Dr. Hiroaki Muraoka graduated from the Department of Communications Engineering in the School of Engineering at Tohoku University in 1976 and received his doctorate in engineering from Tohoku University in 1981. After graduating from graduate school, he joined Matsushita Communication Industrial Co., Ltd., where he was involved in research and development of flexible disk drives. In 1991, he was hired as an assistant professor at the Research Institute of Electrical Communication at Tohoku University. After serving as an associate professor, he was promoted to professor in 2000 and took charge of the field of information storage research. Since 2010, he has also been Director of the Research Center for 21st Century Information Technology attached to the Research Institute of Electrical Communication at Tohoku University, making significant contributions to research and education. In 2018, he was awarded the title of Professor Emeritus of Tohoku University.

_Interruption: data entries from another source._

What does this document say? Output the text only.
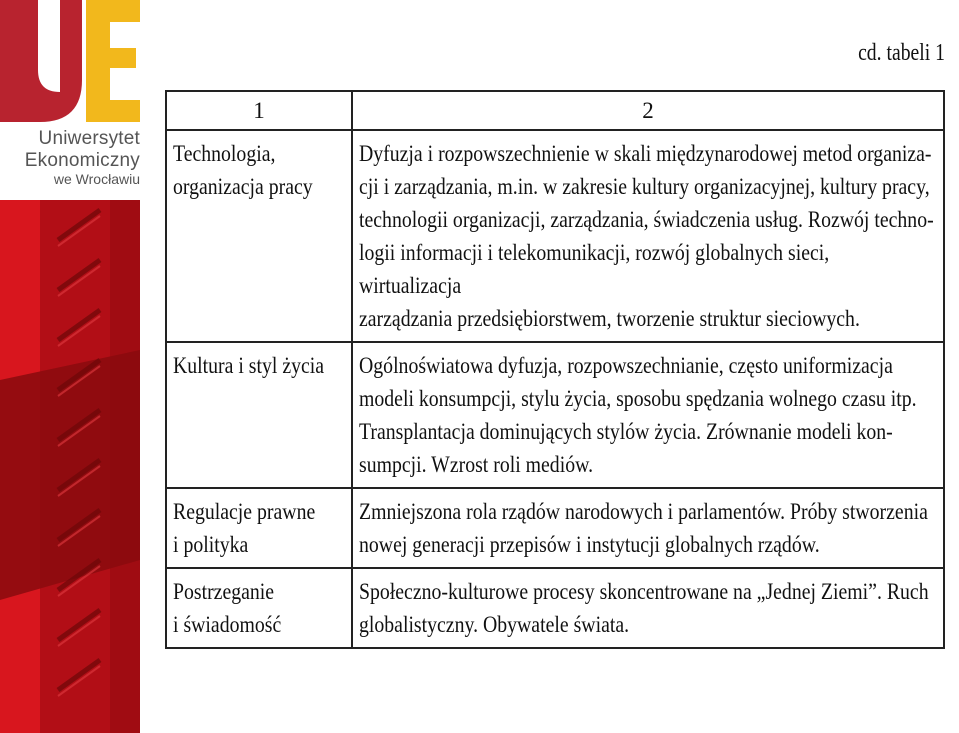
Uniwersytet
Ekonomiczny
we Wrocławiu
cd. tabeli 1
1	2
Technologia,
organizacja pracy	Dyfuzja i rozpowszechnienie w skali międzynarodowej metod organiza-
cji i zarządzania, m.in. w zakresie kultury organizacyjnej, kultury pracy,
technologii organizacji, zarządzania, świadczenia usług. Rozwój techno-
logii informacji i telekomunikacji, rozwój globalnych sieci, wirtualizacja
zarządzania przedsiębiorstwem, tworzenie struktur sieciowych.
Kultura i styl życia	Ogólnoświatowa dyfuzja, rozpowszechnianie, często uniformizacja
modeli konsumpcji, stylu życia, sposobu spędzania wolnego czasu itp.
Transplantacja dominujących stylów życia. Zrównanie modeli kon-
sumpcji. Wzrost roli mediów.
Regulacje prawne
i polityka	Zmniejszona rola rządów narodowych i parlamentów. Próby stworzenia
nowej generacji przepisów i instytucji globalnych rządów.
Postrzeganie
i świadomość	Społeczno-kulturowe procesy skoncentrowane na „Jednej Ziemi”. Ruch
globalistyczny. Obywatele świata.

He first encountered perpendicular magnetic recording, which had just been invented in the Shunichi Iwasaki Laboratory of the Research Institute of Electrical Communication at Tohoku University. For more than 40 years since then, he has been consistently engaged in research on perpendicular magnetic recording and its application to hard disk drives and information storage systems. He has worked on improving the high-density recording performance of magnetic heads and disks, which are the most important elements in magnetic recording. He significantly improved recording performance by fundamentally revising the magnetic pole structure of perpendicular magnetic heads and demonstrated recording with the narrowest recording track width at that time. Regarding perpendicular magnetic disks, he has researched high-density recording based on recording and reproduction theory, such as proposing a noise reduction method based on analysis of the nano-sized fine magnetic structure of the recording magnetic layer. Furthermore, he demonstrated excellent high-density recording performance and good error rate characteristics by prototyping the recording head as a practical flying head for hard disk drives. This was the result of experimentally verifying the practical high-density recording performance of perpendicular magnetic recording, which attracted international attention and accelerated the trend of transitioning from conventional longitudinal magnetic recording to perpendicular magnetic recording.

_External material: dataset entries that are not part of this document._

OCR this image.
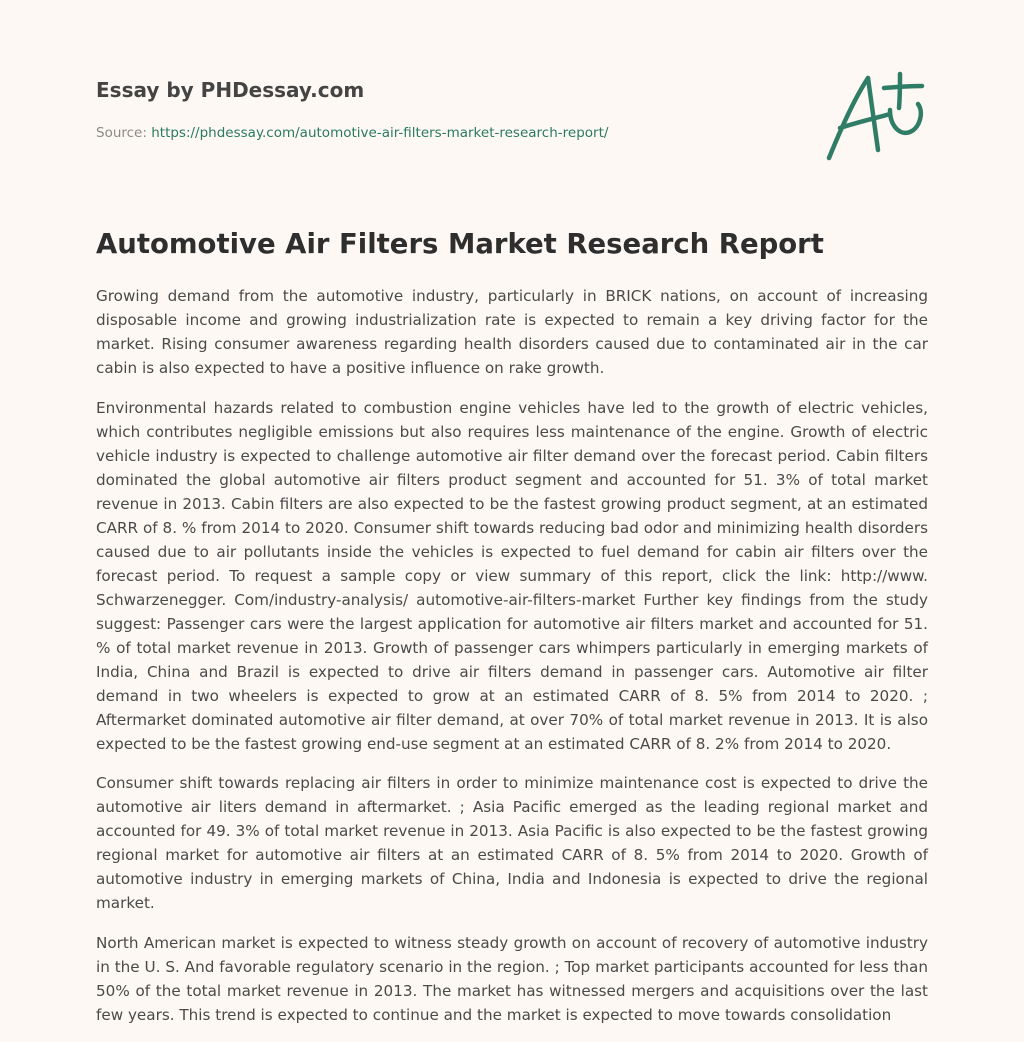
Essay by PHDessay.com
Source: https://phdessay.com/automotive-air-filters-market-research-report/
Automotive Air Filters Market Research Report

Growing demand from the automotive industry, particularly in BRICK nations, on account of increasing disposable income and growing industrialization rate is expected to remain a key driving factor for the market. Rising consumer awareness regarding health disorders caused due to contaminated air in the car cabin is also expected to have a positive influence on rake growth.

Environmental hazards related to combustion engine vehicles have led to the growth of electric vehicles, which contributes negligible emissions but also requires less maintenance of the engine. Growth of electric vehicle industry is expected to challenge automotive air filter demand over the forecast period. Cabin filters dominated the global automotive air filters product segment and accounted for 51. 3% of total market revenue in 2013. Cabin filters are also expected to be the fastest growing product segment, at an estimated CARR of 8. % from 2014 to 2020. Consumer shift towards reducing bad odor and minimizing health disorders caused due to air pollutants inside the vehicles is expected to fuel demand for cabin air filters over the forecast period. To request a sample copy or view summary of this report, click the link: http://www. Schwarzenegger. Com/industry-analysis/ automotive-air-filters-market Further key findings from the study suggest: Passenger cars were the largest application for automotive air filters market and accounted for 51. % of total market revenue in 2013. Growth of passenger cars whimpers particularly in emerging markets of India, China and Brazil is expected to drive air filters demand in passenger cars. Automotive air filter demand in two wheelers is expected to grow at an estimated CARR of 8. 5% from 2014 to 2020. ; Aftermarket dominated automotive air filter demand, at over 70% of total market revenue in 2013. It is also expected to be the fastest growing end-use segment at an estimated CARR of 8. 2% from 2014 to 2020.

Consumer shift towards replacing air filters in order to minimize maintenance cost is expected to drive the automotive air liters demand in aftermarket. ; Asia Pacific emerged as the leading regional market and accounted for 49. 3% of total market revenue in 2013. Asia Pacific is also expected to be the fastest growing regional market for automotive air filters at an estimated CARR of 8. 5% from 2014 to 2020. Growth of automotive industry in emerging markets of China, India and Indonesia is expected to drive the regional market.

North American market is expected to witness steady growth on account of recovery of automotive industry in the U. S. And favorable regulatory scenario in the region. ; Top market participants accounted for less than 50% of the total market revenue in 2013. The market has witnessed mergers and acquisitions over the last few years. This trend is expected to continue and the market is expected to move towards consolidation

After perpendicular magnetic recording was put to practical use in 2005, he continued research of next-generation high-density recording. He revealed the possibility of achieving several times higher recording density using a novel bit pattern type perpendicular magnetic recording medium. He has also been involved in research on information storage systems that take advantage of the high-capacity performance of perpendicular magnetic recording hard disk drives and has developed technologies for information systems with excellent power-saving performance and disaster resistance.

For these achievements in research and social contributions, he received the IEICE's Achievement Award, the IEICE's Electronics Society Award, the title of Fellow of the IEICE and IEEE, the Magnetics Society of Japan Achievement Award, and the Japan Broadcasting Corporation Broadcast Cultural Award. He has also contributed significantly to developing electronic information technology by serving as a member of academic societies and committees in related fields in Japan and abroad. In Japan, he served as a member of committees and councils of public organizations such as the Ministry of Education, Culture, Sports, Science and Technology, the Ministry of Economy, Trade and Industry, and the Japan Broadcasting Corporation, and as an officer of the IEICE and many other academic societies. In particular, he was active in the 144th Committee on Magnetic Recording of the Japan Society for the Promotion of Science, which was the center for industry-academia collaborative research on perpendicular magnetic recording, and regularly held international conferences on perpendicular magnetic recording under the chairmanship of Shunichi Iwasaki. He also served on many committees of international academic societies and made significant contributions to the development of the academic world on a global scale.

As described above, his contributions to technological innovation in the field of electronics, information and communications, with a focus on perpendicular magnetic recording, as well as in the field of information storage systems, have been highly significant. We are confident that he is worthy of the IEICE Honorary Member title and recommend him for it.